Она кивает и вытирает глаза:
– Да. Тогда случается «это».
– И как давно ты страдаешь лунатизмом?
– С детства. Мой психолог говорил, что это из-за недостатка внимания. Но он все болезни объяснял этой причиной, так что я так до конца не знаю, где искать правду.
Галина допивает кофе и тут же зевает. Кажется, кофеин бессилен против снотворных.
– Мой организм не выдерживает череду похорон в нашей семье. Так что я не удивлена, что ты застал меня… такой. – Она закрывает глаза и долго сидит, как статуя. – Перед тем, как отец умер, мы с ним сильно поругались накануне… – Признание дается ей мучительно тяжело. Галя устремляет на Даню взгляд настолько равнодушный, что ясно видно, как она отрешилась от реальности.
– Ты поругалась с отцом? Как-то не верится.
– Поверь. Я очень хотела работать с папой, а он твердил, что мое место рядом со Златой. Интересно, что бы он сказал теперь? – вздыхает Галина. – И ночью я боялась заснуть, боялась, что случится приступ.
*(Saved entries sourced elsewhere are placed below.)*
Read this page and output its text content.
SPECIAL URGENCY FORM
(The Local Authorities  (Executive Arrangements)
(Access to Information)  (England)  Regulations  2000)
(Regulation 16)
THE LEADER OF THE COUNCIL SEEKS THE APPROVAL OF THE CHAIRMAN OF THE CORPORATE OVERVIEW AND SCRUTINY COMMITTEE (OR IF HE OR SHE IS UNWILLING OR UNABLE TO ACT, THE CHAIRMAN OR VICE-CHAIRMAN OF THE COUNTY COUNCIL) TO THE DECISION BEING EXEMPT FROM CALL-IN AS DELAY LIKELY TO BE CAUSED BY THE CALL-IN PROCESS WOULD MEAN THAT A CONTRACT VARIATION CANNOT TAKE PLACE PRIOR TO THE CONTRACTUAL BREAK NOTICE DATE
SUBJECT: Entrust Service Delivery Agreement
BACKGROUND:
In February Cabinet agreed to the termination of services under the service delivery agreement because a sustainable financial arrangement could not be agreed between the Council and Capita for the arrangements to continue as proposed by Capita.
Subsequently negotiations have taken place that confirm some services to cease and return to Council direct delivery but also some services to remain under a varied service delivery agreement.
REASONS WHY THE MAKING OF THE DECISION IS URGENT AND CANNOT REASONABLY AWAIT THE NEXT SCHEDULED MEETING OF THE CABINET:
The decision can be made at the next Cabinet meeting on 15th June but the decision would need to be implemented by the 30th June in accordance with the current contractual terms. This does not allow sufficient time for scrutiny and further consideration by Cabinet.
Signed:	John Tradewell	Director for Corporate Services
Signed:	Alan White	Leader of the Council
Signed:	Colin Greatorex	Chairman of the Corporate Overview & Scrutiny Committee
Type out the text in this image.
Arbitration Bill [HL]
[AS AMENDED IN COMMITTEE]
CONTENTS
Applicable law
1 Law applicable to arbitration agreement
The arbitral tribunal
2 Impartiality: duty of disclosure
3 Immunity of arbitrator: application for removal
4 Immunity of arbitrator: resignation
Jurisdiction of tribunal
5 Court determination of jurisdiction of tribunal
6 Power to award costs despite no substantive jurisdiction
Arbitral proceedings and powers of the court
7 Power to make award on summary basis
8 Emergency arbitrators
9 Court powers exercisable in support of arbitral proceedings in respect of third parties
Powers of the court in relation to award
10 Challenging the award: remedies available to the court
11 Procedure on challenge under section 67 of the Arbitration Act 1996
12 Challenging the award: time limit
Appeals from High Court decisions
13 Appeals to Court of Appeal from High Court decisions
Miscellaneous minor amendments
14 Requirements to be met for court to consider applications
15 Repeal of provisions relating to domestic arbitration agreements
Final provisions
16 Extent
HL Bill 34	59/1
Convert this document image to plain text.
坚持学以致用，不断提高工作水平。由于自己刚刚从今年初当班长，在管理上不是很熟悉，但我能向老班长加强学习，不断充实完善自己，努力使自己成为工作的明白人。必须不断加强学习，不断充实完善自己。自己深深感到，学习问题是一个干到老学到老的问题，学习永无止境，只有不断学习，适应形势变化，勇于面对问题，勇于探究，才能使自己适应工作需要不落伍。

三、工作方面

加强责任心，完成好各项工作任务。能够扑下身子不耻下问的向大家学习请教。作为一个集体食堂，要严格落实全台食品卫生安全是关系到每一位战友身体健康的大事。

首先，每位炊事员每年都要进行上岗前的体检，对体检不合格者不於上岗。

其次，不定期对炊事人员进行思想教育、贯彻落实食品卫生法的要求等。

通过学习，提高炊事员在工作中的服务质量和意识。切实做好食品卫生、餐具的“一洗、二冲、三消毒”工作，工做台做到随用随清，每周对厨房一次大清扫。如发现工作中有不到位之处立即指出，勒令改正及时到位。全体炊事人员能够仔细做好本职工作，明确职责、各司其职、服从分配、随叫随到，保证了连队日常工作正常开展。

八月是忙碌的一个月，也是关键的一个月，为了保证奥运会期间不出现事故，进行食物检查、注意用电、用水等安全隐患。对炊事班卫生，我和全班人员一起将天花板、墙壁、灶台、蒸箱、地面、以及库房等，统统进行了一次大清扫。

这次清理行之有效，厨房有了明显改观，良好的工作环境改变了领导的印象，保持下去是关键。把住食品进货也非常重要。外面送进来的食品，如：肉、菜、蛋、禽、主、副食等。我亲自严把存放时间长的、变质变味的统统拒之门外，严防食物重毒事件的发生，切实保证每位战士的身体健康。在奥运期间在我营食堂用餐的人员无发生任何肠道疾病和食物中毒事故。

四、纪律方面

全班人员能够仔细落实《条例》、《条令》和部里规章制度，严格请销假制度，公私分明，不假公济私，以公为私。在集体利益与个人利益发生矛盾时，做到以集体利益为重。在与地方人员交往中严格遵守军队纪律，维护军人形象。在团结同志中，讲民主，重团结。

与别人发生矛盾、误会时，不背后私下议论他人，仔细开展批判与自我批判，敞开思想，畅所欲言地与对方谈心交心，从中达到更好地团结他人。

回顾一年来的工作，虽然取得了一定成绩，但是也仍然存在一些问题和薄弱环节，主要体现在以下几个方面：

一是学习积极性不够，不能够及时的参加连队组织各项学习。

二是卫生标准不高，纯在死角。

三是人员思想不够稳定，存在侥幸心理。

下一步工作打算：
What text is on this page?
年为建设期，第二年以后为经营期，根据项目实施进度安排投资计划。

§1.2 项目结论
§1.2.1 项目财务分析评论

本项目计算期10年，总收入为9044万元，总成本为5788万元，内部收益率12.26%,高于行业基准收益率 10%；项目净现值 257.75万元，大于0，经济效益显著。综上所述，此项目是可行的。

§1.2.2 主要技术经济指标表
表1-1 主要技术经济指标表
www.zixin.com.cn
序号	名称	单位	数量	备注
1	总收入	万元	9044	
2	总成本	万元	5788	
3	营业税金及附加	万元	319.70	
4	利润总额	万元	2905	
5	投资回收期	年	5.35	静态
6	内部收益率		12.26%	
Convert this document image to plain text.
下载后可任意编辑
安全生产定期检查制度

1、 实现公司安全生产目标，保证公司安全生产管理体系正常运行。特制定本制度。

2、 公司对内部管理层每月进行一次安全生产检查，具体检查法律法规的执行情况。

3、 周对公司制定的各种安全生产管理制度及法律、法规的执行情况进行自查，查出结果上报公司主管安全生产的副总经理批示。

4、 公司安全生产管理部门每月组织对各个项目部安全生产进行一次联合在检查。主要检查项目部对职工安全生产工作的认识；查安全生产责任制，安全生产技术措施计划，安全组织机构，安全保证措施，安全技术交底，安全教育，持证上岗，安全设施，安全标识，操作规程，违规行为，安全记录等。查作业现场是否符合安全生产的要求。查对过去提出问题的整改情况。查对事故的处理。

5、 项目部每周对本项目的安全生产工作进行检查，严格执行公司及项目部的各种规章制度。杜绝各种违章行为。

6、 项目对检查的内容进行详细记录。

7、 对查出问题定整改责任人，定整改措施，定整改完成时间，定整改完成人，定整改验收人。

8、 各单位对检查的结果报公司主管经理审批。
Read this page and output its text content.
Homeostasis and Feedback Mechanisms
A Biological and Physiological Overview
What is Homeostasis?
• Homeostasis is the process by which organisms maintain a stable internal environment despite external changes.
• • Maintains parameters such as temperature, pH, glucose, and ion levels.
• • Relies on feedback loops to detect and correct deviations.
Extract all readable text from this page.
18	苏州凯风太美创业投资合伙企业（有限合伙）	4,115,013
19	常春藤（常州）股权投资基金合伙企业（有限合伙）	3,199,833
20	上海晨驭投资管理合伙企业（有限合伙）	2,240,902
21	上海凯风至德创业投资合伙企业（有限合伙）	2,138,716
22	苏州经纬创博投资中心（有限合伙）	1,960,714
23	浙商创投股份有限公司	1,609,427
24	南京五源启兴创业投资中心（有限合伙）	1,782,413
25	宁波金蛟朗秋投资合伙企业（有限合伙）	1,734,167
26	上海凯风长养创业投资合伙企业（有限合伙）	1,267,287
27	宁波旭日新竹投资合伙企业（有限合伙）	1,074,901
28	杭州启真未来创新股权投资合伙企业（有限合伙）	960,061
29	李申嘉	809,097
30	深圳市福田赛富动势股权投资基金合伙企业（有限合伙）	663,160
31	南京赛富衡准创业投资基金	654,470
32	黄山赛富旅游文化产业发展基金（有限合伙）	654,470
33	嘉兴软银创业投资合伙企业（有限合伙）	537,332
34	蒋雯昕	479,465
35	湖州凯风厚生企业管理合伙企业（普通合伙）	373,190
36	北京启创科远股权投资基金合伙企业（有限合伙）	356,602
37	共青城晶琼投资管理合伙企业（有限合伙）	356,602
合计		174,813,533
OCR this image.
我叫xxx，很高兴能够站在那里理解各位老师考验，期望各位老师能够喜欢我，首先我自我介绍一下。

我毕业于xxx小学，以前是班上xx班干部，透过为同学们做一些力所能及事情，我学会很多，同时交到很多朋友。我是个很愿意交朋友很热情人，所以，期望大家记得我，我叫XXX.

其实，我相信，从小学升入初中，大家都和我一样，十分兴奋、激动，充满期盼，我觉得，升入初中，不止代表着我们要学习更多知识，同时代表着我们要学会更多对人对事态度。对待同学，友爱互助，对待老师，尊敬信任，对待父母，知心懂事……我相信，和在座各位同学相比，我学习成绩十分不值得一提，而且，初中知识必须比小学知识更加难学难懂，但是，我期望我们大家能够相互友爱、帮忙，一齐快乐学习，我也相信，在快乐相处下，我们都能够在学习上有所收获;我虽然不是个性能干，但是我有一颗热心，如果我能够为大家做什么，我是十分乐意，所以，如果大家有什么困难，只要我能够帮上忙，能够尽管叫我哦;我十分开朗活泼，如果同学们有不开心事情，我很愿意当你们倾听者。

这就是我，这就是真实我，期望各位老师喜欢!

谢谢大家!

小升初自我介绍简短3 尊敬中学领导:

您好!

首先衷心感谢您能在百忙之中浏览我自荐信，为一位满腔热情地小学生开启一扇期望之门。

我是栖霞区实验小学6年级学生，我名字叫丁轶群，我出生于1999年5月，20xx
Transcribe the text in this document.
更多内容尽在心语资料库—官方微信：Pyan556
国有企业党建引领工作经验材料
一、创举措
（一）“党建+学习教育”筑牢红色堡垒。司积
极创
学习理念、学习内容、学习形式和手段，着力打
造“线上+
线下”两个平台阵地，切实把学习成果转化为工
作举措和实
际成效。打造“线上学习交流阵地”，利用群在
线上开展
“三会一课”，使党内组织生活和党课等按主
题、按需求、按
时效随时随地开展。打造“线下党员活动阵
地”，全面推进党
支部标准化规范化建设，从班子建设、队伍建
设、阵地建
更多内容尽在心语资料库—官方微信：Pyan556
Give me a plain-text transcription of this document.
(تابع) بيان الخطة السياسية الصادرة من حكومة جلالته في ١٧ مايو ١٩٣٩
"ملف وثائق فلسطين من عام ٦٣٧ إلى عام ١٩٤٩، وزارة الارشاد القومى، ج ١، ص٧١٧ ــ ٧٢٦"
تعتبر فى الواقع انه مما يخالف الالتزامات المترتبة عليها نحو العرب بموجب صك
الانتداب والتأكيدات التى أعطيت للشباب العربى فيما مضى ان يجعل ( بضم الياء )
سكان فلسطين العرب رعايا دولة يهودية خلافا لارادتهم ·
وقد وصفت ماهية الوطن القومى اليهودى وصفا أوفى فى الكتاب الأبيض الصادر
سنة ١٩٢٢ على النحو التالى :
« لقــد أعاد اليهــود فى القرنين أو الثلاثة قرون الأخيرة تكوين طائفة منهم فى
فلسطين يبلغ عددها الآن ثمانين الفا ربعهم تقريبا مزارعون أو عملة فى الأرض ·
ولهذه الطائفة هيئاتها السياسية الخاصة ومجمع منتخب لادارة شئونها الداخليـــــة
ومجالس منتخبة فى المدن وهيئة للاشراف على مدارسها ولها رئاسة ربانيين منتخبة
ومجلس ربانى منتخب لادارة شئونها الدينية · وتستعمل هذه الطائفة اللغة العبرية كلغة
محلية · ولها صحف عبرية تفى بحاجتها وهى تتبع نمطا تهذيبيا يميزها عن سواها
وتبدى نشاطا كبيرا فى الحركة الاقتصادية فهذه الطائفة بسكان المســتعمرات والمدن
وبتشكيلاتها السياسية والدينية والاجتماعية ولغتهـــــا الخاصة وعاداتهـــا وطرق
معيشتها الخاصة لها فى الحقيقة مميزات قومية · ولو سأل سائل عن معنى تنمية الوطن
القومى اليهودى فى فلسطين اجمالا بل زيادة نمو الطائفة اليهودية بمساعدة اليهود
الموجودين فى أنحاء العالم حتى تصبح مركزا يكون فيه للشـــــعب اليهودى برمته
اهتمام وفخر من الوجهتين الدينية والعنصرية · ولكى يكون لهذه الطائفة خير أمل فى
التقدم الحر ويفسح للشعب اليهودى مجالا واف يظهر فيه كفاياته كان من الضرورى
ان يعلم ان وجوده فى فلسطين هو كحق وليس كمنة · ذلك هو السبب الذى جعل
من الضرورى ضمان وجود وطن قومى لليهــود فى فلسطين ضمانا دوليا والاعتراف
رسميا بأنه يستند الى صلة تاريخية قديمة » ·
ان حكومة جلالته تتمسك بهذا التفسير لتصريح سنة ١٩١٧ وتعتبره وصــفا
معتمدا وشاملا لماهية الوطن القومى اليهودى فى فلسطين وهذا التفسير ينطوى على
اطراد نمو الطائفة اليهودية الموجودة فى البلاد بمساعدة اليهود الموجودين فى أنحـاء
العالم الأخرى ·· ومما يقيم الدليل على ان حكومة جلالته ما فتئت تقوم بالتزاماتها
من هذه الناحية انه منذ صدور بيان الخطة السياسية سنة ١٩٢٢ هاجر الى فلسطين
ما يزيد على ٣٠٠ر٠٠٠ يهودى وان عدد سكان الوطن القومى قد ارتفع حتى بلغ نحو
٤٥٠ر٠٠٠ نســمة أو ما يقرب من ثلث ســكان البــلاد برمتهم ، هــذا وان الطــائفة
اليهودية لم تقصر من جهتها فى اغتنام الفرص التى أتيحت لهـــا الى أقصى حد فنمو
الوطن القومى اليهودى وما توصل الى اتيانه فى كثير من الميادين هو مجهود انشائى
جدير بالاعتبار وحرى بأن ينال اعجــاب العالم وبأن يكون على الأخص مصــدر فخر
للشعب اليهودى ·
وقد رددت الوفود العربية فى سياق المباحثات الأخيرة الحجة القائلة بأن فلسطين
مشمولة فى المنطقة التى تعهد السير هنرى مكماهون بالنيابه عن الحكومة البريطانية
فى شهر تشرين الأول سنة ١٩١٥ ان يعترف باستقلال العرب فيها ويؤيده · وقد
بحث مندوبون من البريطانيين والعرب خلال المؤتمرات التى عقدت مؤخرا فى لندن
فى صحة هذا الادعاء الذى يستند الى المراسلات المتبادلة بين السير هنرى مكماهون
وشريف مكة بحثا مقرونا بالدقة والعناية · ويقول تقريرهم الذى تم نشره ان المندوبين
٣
Знаешь, как страшно вдруг очнуться посреди кухни и понять, что не помнишь, как тут оказался? А однажды я ушла в лес. Хорошо, что это было летом.
Даня берет ее за руку и крепко сжимает, пытаясь согреть холодные пальцы.
– Поэтому в тот день я ходила, как во сне. Жутко хотелось спать, так что после ужина я не выдержала и решила прилечь в комнате отдыха. Попросила Злату присмотреть за мной. Как потом оказалось, ей надоело меня стеречь, и она ушла в зал, чтобы подобрать книгу для чтения.
– Чем больше ты рассказываешь, тем меньше я понимаю, что здесь такого ужасного, чтобы винить себя во всем? – хмурится Даня и ласково поглаживает руки Галины. Она не вырывается. Кажется, она даже не замечает.
– Ничего ужасного не было. Просто я уснула в комнате отдыха, а проснулась на кухне. В руке сжимала прозрачный пакетик из-под белого порошка. – Ее лицо бледнеет. – Теперь я знаю, что это был феклицин. Тогда я испугалась и выбросила его в урну. Толком ничего не помнила. Только бокал и льющееся в него вино. Теперь понимаешь?
– Нет, – честно признается Даня.
Галя оглядывается на дверь, наклоняется к нему и шепчет:
– Я боюсь, что, пока лунатила, высыпала вещество в вино, которое забрал отец. Или кто-то отнес ему. Понимаешь? – Она перехватывает его пальцы и стискивает. – Кто-то из моих родных принес порошок и спрятал. Возможно, Злата. Или Клим… Я не хочу верить в то, что в нашей семье есть зависимый. Но лучше так, чем считать кого-то убийцей.
– Так, стоп. Допустим, кто-то спрятал этот… «Поцелуй серафима». Как ты о нем узнала?
– Я лунатила. Он мог не обратить на меня внимания, ведь я бы ничего не запомнила, – лихорадочно бормочет Галя. Было видно, что она давно и долго об этом размышляет. – Так и вышло. Но, видимо, во сне я высыпала чертов порошок в вино. Весь! А потом папа выпил его, и получается, что его смерть – это не намеренное убийство, а просто… дурацкое стечение обстоятельств, – выдавливает она. – На следующий день я вспомнила про пакетик, но не нашла. Видимо, его хозяин уничтожил улики. В любом случае это моя вина. Я убила отца.
Она морщится, отчаянно пытаясь подавить рыдание.
– Думаю, это голословное обвинение, – бормочет Даня. – Ты накрутила себя, вот и все. Ты могла лунатить, не спорю. Но это не значит, что именно ты высыпала порошок. Ты не думала, что могла увидеть, как кто-то это делает? Значит, правда таится в твоей голове!